How will this research benefit the larger community?

Ramachandran hopes that insight into quorum sensing in Pantoea stewartii will lead to the ability to prevent disease in other organisms, including humans, since many other species of bacteria also employ quorum sensing to regulate pathogenesis.

Ramachandran and Stevens have identified approximately 15 new genes that are directly regulated by quorum sensing in P. stewartii. “A gene can affect anything in the bacterium, from capsule production to motility and even bioluminescence,” said Ramachandran.  “But to be able to test whether these targets affect pathogenesis brings us closer to the ultimate goal of identifying gene targets that can be used for disease intervention strategies.”

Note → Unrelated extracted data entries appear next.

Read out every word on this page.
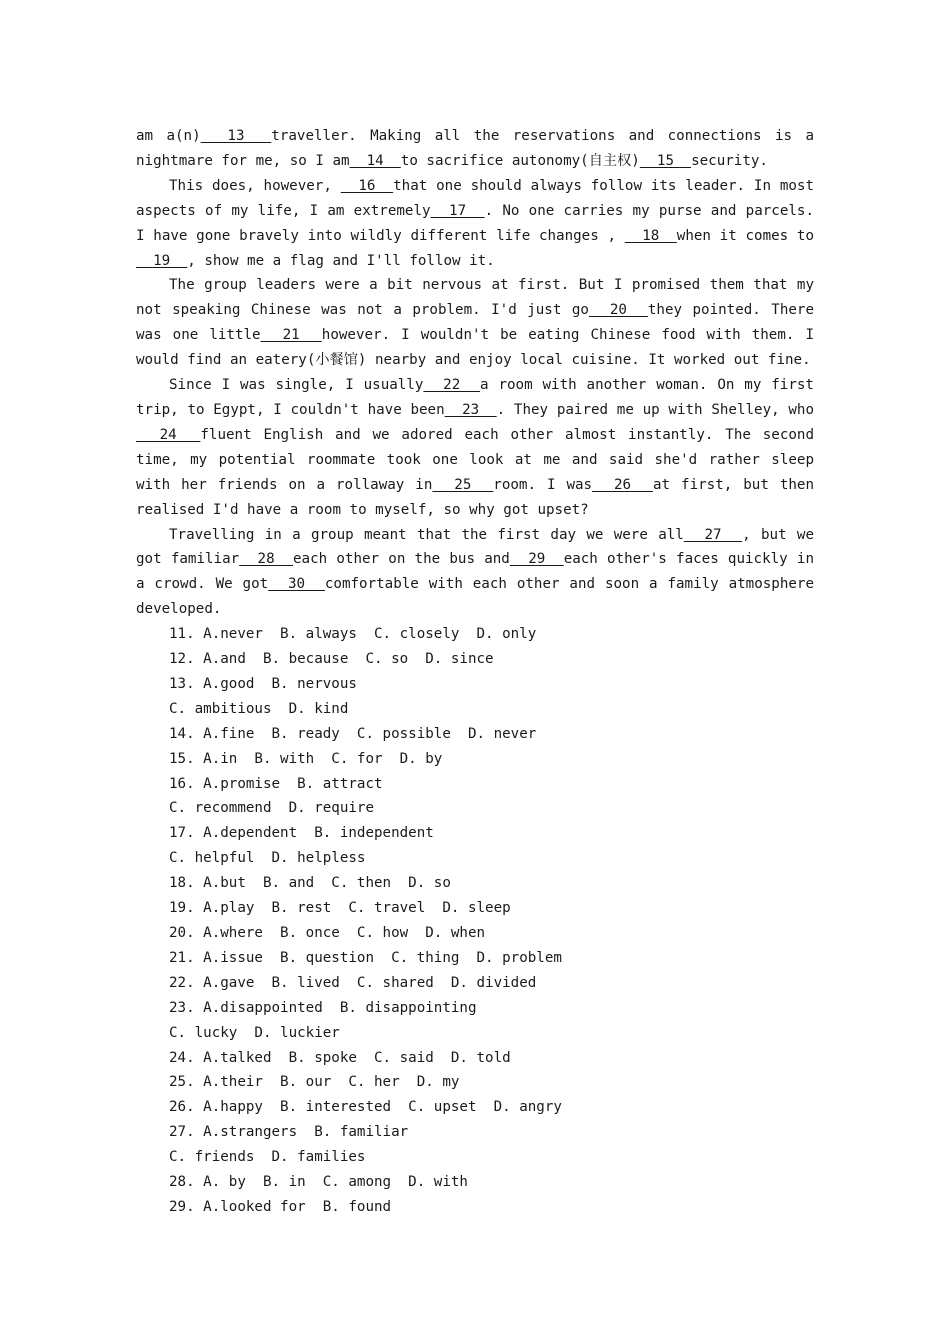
am a(n)  13  traveller. Making all the reservations and connections is a nightmare for me, so I am  14  to sacrifice autonomy(自主权)  15  security.

This does, however,   16  that one should always follow its leader. In most aspects of my life, I am extremely  17  . No one carries my purse and parcels. I have gone bravely into wildly different life changes ,   18  when it comes to  19  , show me a flag and I'll follow it.

The group leaders were a bit nervous at first. But I promised them that my not speaking Chinese was not a problem. I'd just go  20  they pointed. There was one little  21  however. I wouldn't be eating Chinese food with them. I would find an eatery(小餐馆) nearby and enjoy local cuisine. It worked out fine.

Since I was single, I usually  22  a room with another woman. On my first trip, to Egypt, I couldn't have been  23  . They paired me up with Shelley, who  24  fluent English and we adored each other almost instantly. The second time, my potential roommate took one look at me and said she'd rather sleep with her friends on a rollaway in  25  room. I was  26  at first, but then realised I'd have a room to myself, so why got upset?

Travelling in a group meant that the first day we were all  27  , but we got familiar  28  each other on the bus and  29  each other's faces quickly in a crowd. We got  30  comfortable with each other and soon a family atmosphere developed.

11. A.never  B. always  C. closely  D. only

12. A.and  B. because  C. so  D. since

13. A.good  B. nervous

C. ambitious  D. kind

14. A.fine  B. ready  C. possible  D. never

15. A.in  B. with  C. for  D. by

16. A.promise  B. attract

C. recommend  D. require

17. A.dependent  B. independent

C. helpful  D. helpless

18. A.but  B. and  C. then  D. so

19. A.play  B. rest  C. travel  D. sleep

20. A.where  B. once  C. how  D. when

21. A.issue  B. question  C. thing  D. problem

22. A.gave  B. lived  C. shared  D. divided

23. A.disappointed  B. disappointing

C. lucky  D. luckier

24. A.talked  B. spoke  C. said  D. told

25. A.their  B. our  C. her  D. my

26. A.happy  B. interested  C. upset  D. angry

27. A.strangers  B. familiar

C. friends  D. families

28. A. by  B. in  C. among  D. with

29. A.looked for  B. found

In her time at Virginia Tech, Ramachandran has worked as a teaching assistant in the department of biological sciences and served on a faculty search committee for that department. She’s presented her research at international conferences such as the 63rd Bacteria, Archaea and Phages Meeting, the 4th ASM Conference on Cell-Cell Communication in Bacteria and the Gordon Research Conference on Microbial Stress Response. She’s also published papers in the Journal of Bacteriology as well asApplied and Environmental Microbiology.

Her advisor and mentor, Ann Stevens, can testify to Revathy’s numerous accomplishments. “Using both proteomic and cutting edge Next-generation sequencing technology, Revathy has greatly expanded our knowledge of the genes controlled by quorum-sensing in P. stewartii,” Stevens said.

What did you study?

Previously, Ramachandran studied biotechnology at Visveswaraiya Technological University in Bangalore, India. “Coming to Virginia Tech to study microbiology was certainly a shift in focus for me, but one that has been very rewarding,” Ramachandran said.

Future plans?

Next, Ramachandran hopes to obtain a postdoctoral position where she can design experiments and continue researching. She aspires to one day develop a project and run her own lab at a prestigious university.